Intervista a Simone Cristicchi

FIRENZE Simone, ma è vero che hai cominciato a cantare a Firenze? E che tra i tuoi amici di chitarra c’era Povia, che hai ritrovato a Sanremo?

            “Certo che è vero. Sedevamo insieme sugli scalini della chiesa di Santo Spirito. Ognuno suonava e componeva canzoni, e il successo era molto, molto lontano”.

            Che cosa facevate a Firenze?

            “Io ho vissuto per tre anni e mezzo proprio in una casa vicino piazza Santo Spirito: avevo una fidanzata fiorentina. Lui, idem. Lui vive ancora a Firenze, quell’amore è diventato l’amore della sua vita”.

            Siete ancora amici?

            “Sì; ci sentiamo spesso. Ed è stata una bella emozione rivederlo a Sanremo, e vederlo vincere. Era stato proprio Povia a spingermi a partecipare al premio Recanati per la canzone d’autore, che poi ho vinto. In fondo, per me è cominciato tutto in quel momento”.

            Chi racconta questi anni di bohème fiorentina è Simone Cristicchi: il trionfatore dell’estate scorsa con “Vorrei cantare come Biagio Antonacci”, il “cespuglio pensante” che mette insieme nella sua musica e nei suoi testi rap e reggae, musica popolare e invenzioni colte. E lo stesso nei testi: che sono popolari e anche raffinati, vorticosi di paradossi. Romano, 29 anni, all’ultimo festival di Sanremo Simone Cristicchi ha presentato “Che bella gente”, e si è fatto conoscere ancora di più dal grande pubblico. Che già da questa estate aveva imparato a fare amicizia con quella strana figura da impiegato in giacca e valigetta ventiquattrore, occhiali dalla montatura nera e grande cespuglio di capelli neri.

            Simone, torniamo alla tua “bohème” fiorentina. Che luoghi frequentavi?

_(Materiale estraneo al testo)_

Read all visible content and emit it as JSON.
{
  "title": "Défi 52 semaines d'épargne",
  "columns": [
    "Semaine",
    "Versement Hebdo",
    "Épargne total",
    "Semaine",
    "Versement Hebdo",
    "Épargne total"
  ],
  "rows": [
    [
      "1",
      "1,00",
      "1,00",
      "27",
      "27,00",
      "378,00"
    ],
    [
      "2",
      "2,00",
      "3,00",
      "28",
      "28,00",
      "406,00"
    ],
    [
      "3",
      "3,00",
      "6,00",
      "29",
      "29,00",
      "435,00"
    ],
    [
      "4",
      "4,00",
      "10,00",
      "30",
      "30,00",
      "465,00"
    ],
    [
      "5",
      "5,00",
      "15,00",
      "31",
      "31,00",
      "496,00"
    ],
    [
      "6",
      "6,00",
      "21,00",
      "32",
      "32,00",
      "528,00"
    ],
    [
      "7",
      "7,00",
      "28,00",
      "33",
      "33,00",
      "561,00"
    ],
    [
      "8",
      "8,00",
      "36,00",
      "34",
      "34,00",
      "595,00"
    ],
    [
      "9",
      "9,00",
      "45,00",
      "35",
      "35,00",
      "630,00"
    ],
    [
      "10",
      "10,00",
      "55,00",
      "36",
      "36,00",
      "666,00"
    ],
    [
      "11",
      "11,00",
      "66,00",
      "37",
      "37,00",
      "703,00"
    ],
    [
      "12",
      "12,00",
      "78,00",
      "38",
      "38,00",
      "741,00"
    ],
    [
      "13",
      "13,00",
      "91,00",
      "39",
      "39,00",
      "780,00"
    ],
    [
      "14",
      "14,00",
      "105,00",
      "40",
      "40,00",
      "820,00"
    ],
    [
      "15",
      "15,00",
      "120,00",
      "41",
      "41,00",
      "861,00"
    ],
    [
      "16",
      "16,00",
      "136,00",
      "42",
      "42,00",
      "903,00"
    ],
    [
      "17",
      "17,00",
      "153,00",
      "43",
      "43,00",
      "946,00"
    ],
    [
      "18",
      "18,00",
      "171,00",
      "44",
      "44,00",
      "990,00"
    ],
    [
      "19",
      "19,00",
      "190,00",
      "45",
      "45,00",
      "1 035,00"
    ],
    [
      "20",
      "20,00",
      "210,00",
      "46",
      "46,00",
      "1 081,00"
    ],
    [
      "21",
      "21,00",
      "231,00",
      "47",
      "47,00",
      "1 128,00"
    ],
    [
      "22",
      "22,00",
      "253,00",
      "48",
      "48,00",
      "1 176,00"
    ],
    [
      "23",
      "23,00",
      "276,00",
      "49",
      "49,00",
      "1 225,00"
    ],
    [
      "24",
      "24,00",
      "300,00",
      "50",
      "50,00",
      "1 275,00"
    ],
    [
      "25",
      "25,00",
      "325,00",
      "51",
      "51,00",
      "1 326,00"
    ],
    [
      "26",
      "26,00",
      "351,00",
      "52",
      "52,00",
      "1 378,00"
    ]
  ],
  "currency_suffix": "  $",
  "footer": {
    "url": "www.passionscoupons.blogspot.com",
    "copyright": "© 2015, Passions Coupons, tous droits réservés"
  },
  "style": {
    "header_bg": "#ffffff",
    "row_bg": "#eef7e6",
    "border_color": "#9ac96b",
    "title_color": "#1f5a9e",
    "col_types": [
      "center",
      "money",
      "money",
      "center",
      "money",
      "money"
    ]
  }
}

            “Soprattutto due locali nei quali si suonava, e si suona, ottima musica: il Porto di Mare e l’Eskimo, anzi, il cosiddetto ‘Eskimino’. Ricordo con grande affetto tutti quelli che mi incoraggiavano, ogni sera – anzi, ogni notte – a salire sul palco e suonare le mie prime canzoni. Cristiano Sciascia, Francesco Cofone, Marco Fontana sono solo alcuni degli amici che ho tuttora a Firenze. Cristiano, che come gli altri due è un cantautore di ottime qualità tecniche e di grande cuore, ha scritto una canzone per me: ‘Senza’…”.

            Di che cosa parla “Senza”?

            “Parla di una generazione di ventenni annoiati, che non sa mai che cosa fare. E’ una canzone molto ironica, con dei versi bellissimi. Se, di quegli amici che si ritrovavano a Santo Spirito e all’Eskimo, uno ha vinto Sanremo e l’altro, cioè io, ha tirato fuori il tormentone dell’estate, adesso tocca al prossimo farsi avanti, farsi conoscere, magari vincere un festival! Porto questo augurio a Cristiano, a Marco e Francesco”.

            Ti è mai venuta in mente una canzone su Firenze?

            “Come no. L’ho scritta e l’ho cantata.: si chiama ‘Firenze ciao’. Io ero e sono innamorato di questa città. Era una delle prime canzoni che ho fatto sul palco dell’Eskimo, insieme a ‘L’uomo che vendeva i bottoni’. Era un periodo bello, quasi eroico: facevo su e giù con Roma, dove studiavo all’università, non avevo una lira, e aspettavo la sera per poter suonare. Andavo al Teatro studio di Scandicci perché ero amico dei Dogmagog, un gruppo teatrale strepitoso. E poi c’era Povia: nel suo ultimo album, ci sono anche io. Suono la chitarra e si sente la mia voce. E ovviamente gli auguro ogni successo. Ma in quegli anni, eravamo tutti e due depressi, pieni di dubbi sulla strada che avevamo scelto”.

            Dopo Sanremo, che cosa è cambiato per te?

            “Gli spettacoli sono più affollati; e piano piano si comincia a capire che non sono solo quello del tormentone estivo. ‘Vorrei cantare come Biagio’ ha provocato un equivoco: era una canzone di denuncia, non voleva essere una canzone stupida per l’estate. Magari, quest’anno potrei non farla, la canzone per l’estate, e ripartire direttamente dal prossimo album. Intanto sto scrivendo un libro che raccoglie i monologhi che faccio durante gli spettacoli”.

            Che tipo di monologhi?

            “Sono riflessioni sulla follia, sul disagio mentale. Ho lavorato per due anni al Centro di igiene mentale di Roma. Avevo cominciato con il servizio civile, poi ho proseguito a lavorare con i pazienti psichiatrici. Non è retorica: ho imparato molto da quella esperienza”.